Interim and final analyses reported high vaccine efficacy against laboratory-confirmed Ebola virus disease in immediate versus delayed rings, with protection accruing within 10 days post-vaccination as measured by surveillance coordinated with partners like United Nations Mission for Ebola Emergency Response and Global Outbreak Alert and Response Network. Results were published and disseminated through channels including The Lancet and presentations at meetings convened by World Health Assembly and International Conference on Emerging Infectious Diseases. The trial enrolled thousands of participants across multiple prefectures, with zero cases observed among vaccinees after the 10-day period in initial analyses, prompting policy shifts by regulators such as European Medicines Agency and emergency use listings by World Health Organization emergency committees.
Safety monitoring detected reactogenicity profiles consistent with live recombinant vaccines, including transient fever and local injection site reactions reported by field teams from Médecins Sans Frontières and documented by clinical investigators affiliated with Institut National de la Santé et de la Recherche Médicale. Rare serious adverse events were scrutinized by the data safety monitoring board and adjudicated in collaboration with immunologists from National Institutes of Health and vaccine developers like Merck & Co.. Laboratory follow-up employed serologic assays standardized at laboratories such as Centers for Disease Control and Prevention and Institut Pasteur to assess immunogenicity and viral shedding concerns, informing risk assessments used by European Medicines Agency and national regulatory authorities.

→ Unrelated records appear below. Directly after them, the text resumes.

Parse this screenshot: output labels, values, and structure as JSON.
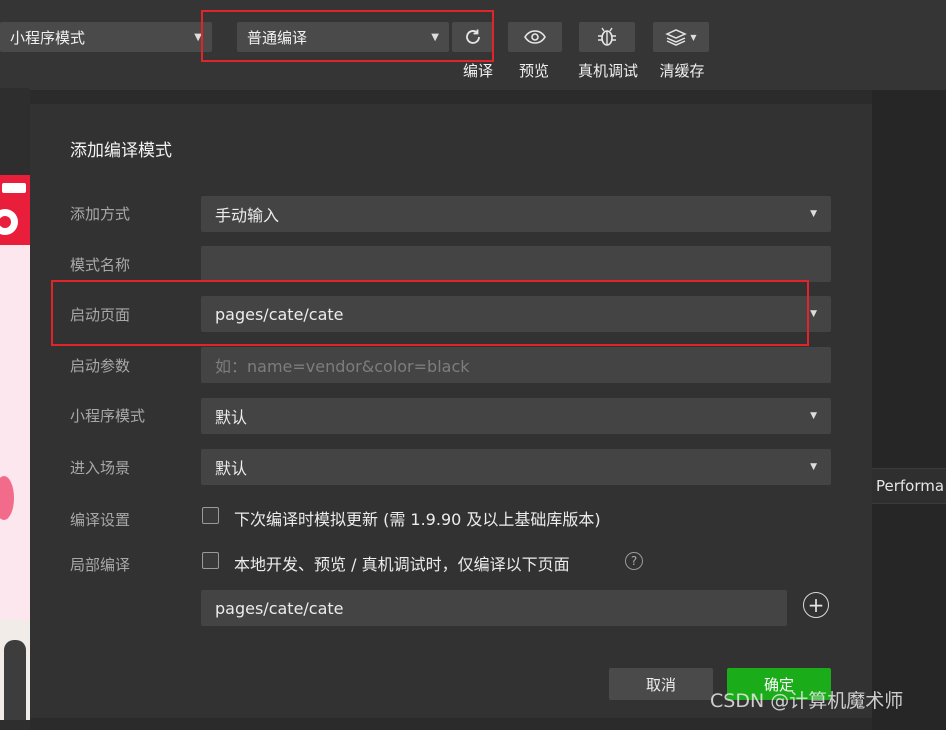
{
  "toolbar": {
    "mode_select": "小程序模式",
    "compile_select": "普通编译",
    "labels": {
      "compile": "编译",
      "preview": "预览",
      "remote_debug": "真机调试",
      "clear_cache": "清缓存"
    },
    "icons": {
      "compile": "refresh-icon",
      "preview": "eye-icon",
      "remote_debug": "bug-icon",
      "clear_cache": "layers-icon"
    }
  },
  "side_panel": {
    "tab_label": "Performa"
  },
  "dialog": {
    "title": "添加编译模式",
    "rows": {
      "add_method": {
        "label": "添加方式",
        "value": "手动输入"
      },
      "mode_name": {
        "label": "模式名称",
        "value": ""
      },
      "launch_page": {
        "label": "启动页面",
        "value": "pages/cate/cate"
      },
      "launch_params": {
        "label": "启动参数",
        "placeholder": "如：name=vendor&color=black"
      },
      "miniprogram_mode": {
        "label": "小程序模式",
        "value": "默认"
      },
      "scene": {
        "label": "进入场景",
        "value": "默认"
      },
      "compile_settings": {
        "label": "编译设置",
        "checkbox_text": "下次编译时模拟更新 (需 1.9.90 及以上基础库版本)",
        "checked": false
      },
      "partial_compile": {
        "label": "局部编译",
        "checkbox_text": "本地开发、预览 / 真机调试时，仅编译以下页面",
        "checked": false,
        "help_glyph": "?",
        "page_value": "pages/cate/cate"
      }
    },
    "buttons": {
      "cancel": "取消",
      "ok": "确定"
    }
  },
  "watermark": "CSDN @计算机魔术师",
  "colors": {
    "highlight": "#e0242a",
    "confirm": "#1aad19"
  }
}
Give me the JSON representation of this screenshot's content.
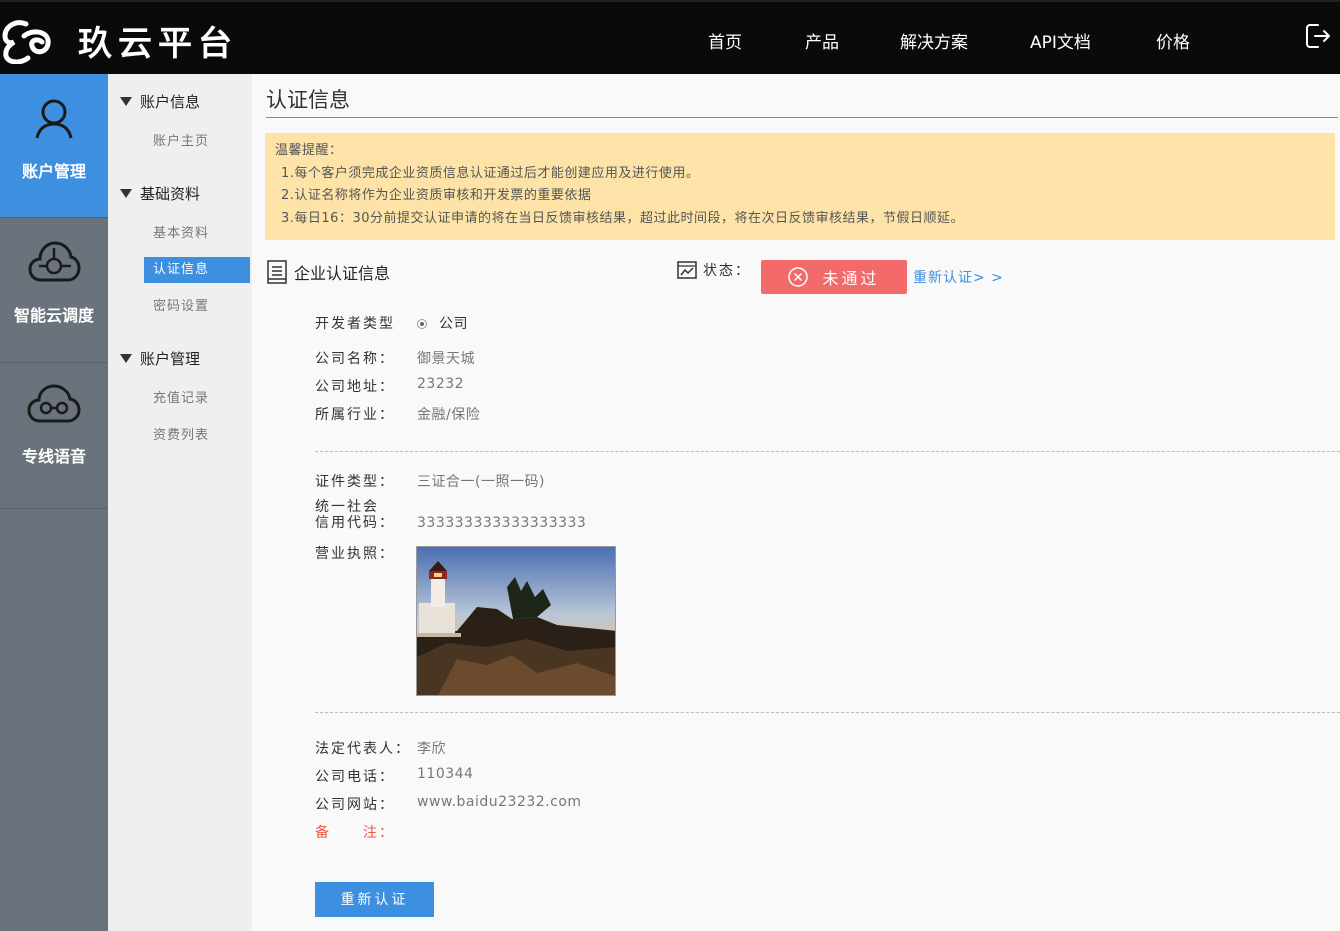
{
  "header": {
    "logo_text": "玖云平台",
    "nav": [
      {
        "label": "首页"
      },
      {
        "label": "产品"
      },
      {
        "label": "解决方案"
      },
      {
        "label": "API文档"
      },
      {
        "label": "价格"
      }
    ]
  },
  "rail": {
    "items": [
      {
        "label": "账户管理",
        "icon": "user-icon"
      },
      {
        "label": "智能云调度",
        "icon": "cloud-network-icon"
      },
      {
        "label": "专线语音",
        "icon": "cloud-voice-icon"
      }
    ]
  },
  "subnav": {
    "groups": [
      {
        "title": "账户信息",
        "items": [
          "账户主页"
        ]
      },
      {
        "title": "基础资料",
        "items": [
          "基本资料",
          "认证信息",
          "密码设置"
        ]
      },
      {
        "title": "账户管理",
        "items": [
          "充值记录",
          "资费列表"
        ]
      }
    ]
  },
  "page": {
    "title": "认证信息",
    "notice": {
      "head": "温馨提醒：",
      "lines": [
        "1.每个客户须完成企业资质信息认证通过后才能创建应用及进行使用。",
        "2.认证名称将作为企业资质审核和开发票的重要依据",
        "3.每日16：30分前提交认证申请的将在当日反馈审核结果，超过此时间段，将在次日反馈审核结果，节假日顺延。"
      ]
    },
    "section_title": "企业认证信息",
    "status_label": "状态：",
    "status_value": "未通过",
    "recert_link": "重新认证> >",
    "fields": {
      "dev_type": {
        "label": "开发者类型",
        "value": "公司"
      },
      "company_name": {
        "label": "公司名称：",
        "value": "御景天城"
      },
      "company_addr": {
        "label": "公司地址：",
        "value": "23232"
      },
      "industry": {
        "label": "所属行业：",
        "value": "金融/保险"
      },
      "cert_type": {
        "label": "证件类型：",
        "value": "三证合一(一照一码)"
      },
      "credit_code": {
        "label_line1": "统一社会",
        "label_line2": "信用代码：",
        "value": "333333333333333333"
      },
      "license": {
        "label": "营业执照："
      },
      "legal_rep": {
        "label": "法定代表人：",
        "value": "李欣"
      },
      "phone": {
        "label": "公司电话：",
        "value": "110344"
      },
      "website": {
        "label": "公司网站：",
        "value": "www.baidu23232.com"
      },
      "remark": {
        "label": "备　　注：",
        "value": ""
      }
    },
    "submit_button": "重新认证"
  },
  "colors": {
    "accent": "#3d8fe0",
    "rail_bg": "#6a737c",
    "notice_bg": "#fde3a7",
    "status_fail": "#f26a6a"
  }
}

Findings from the trial accelerated deployment strategies for rVSV-ZEBOV during subsequent outbreaks, influencing ring vaccination approaches adopted by ministries in Democratic Republic of the Congo and recommendations from World Health Organization emergency committees. The evidence informed regulatory decisions including compassionate use and conditional approvals by agencies such as U.S. Food and Drug Administration and European Medicines Agency, and funding allocations by donors including World Bank and Gavi, the Vaccine Alliance. The trial also shaped outbreak response training curricula at institutions like London School of Hygiene & Tropical Medicine and operational protocols used by International Federation of Red Cross and Red Crescent Societies and United Nations agencies during humanitarian responses.

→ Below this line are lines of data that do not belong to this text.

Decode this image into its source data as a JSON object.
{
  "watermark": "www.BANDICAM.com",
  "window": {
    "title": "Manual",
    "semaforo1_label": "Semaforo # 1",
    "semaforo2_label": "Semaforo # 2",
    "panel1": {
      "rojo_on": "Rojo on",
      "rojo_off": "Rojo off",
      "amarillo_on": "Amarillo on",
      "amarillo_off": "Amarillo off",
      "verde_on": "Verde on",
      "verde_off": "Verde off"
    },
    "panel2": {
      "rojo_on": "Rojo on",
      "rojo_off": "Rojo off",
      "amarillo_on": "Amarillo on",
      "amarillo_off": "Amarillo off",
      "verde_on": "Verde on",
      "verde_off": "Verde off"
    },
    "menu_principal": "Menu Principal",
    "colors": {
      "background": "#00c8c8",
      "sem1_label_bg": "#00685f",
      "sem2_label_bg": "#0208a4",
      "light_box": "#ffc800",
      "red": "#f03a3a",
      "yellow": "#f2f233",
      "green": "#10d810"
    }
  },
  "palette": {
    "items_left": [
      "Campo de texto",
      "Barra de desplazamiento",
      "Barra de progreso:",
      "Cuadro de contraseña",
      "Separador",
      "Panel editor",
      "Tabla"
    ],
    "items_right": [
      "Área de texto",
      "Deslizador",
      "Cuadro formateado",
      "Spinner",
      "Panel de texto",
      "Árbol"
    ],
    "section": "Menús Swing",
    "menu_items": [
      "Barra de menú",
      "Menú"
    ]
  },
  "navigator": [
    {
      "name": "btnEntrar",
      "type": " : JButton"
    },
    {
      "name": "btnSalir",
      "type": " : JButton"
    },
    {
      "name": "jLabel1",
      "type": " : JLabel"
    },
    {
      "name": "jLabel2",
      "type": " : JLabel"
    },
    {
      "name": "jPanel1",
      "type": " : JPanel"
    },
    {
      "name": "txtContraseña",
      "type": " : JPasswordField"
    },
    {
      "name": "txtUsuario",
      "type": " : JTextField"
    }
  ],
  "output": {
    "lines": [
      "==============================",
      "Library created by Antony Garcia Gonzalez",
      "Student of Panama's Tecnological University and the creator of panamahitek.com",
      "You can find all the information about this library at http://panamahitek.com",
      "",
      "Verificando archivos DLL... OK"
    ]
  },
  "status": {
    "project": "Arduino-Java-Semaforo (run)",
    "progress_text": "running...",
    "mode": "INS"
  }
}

Critiques addressed the ethical trade-offs of randomization amid a deadly epidemic, raised by ethicists from Oxford University and commentators in venues including Harvard School of Public Health, and debates over equipoise and delayed-vaccination controls influenced policy dialogues at the World Health Assembly. Concerns about generalizability to different epidemiologic settings, cold-chain logistics criticized by logisticians from UNICEF and Médecins Sans Frontières, and manufacturing scale-up issues involving Merck & Co. and supply chains scrutinized by World Health Organization observers prompted calls for diversified vaccine portfolios and strengthened regulatory harmonization led by International Coalition of Medicines Regulatory Authorities.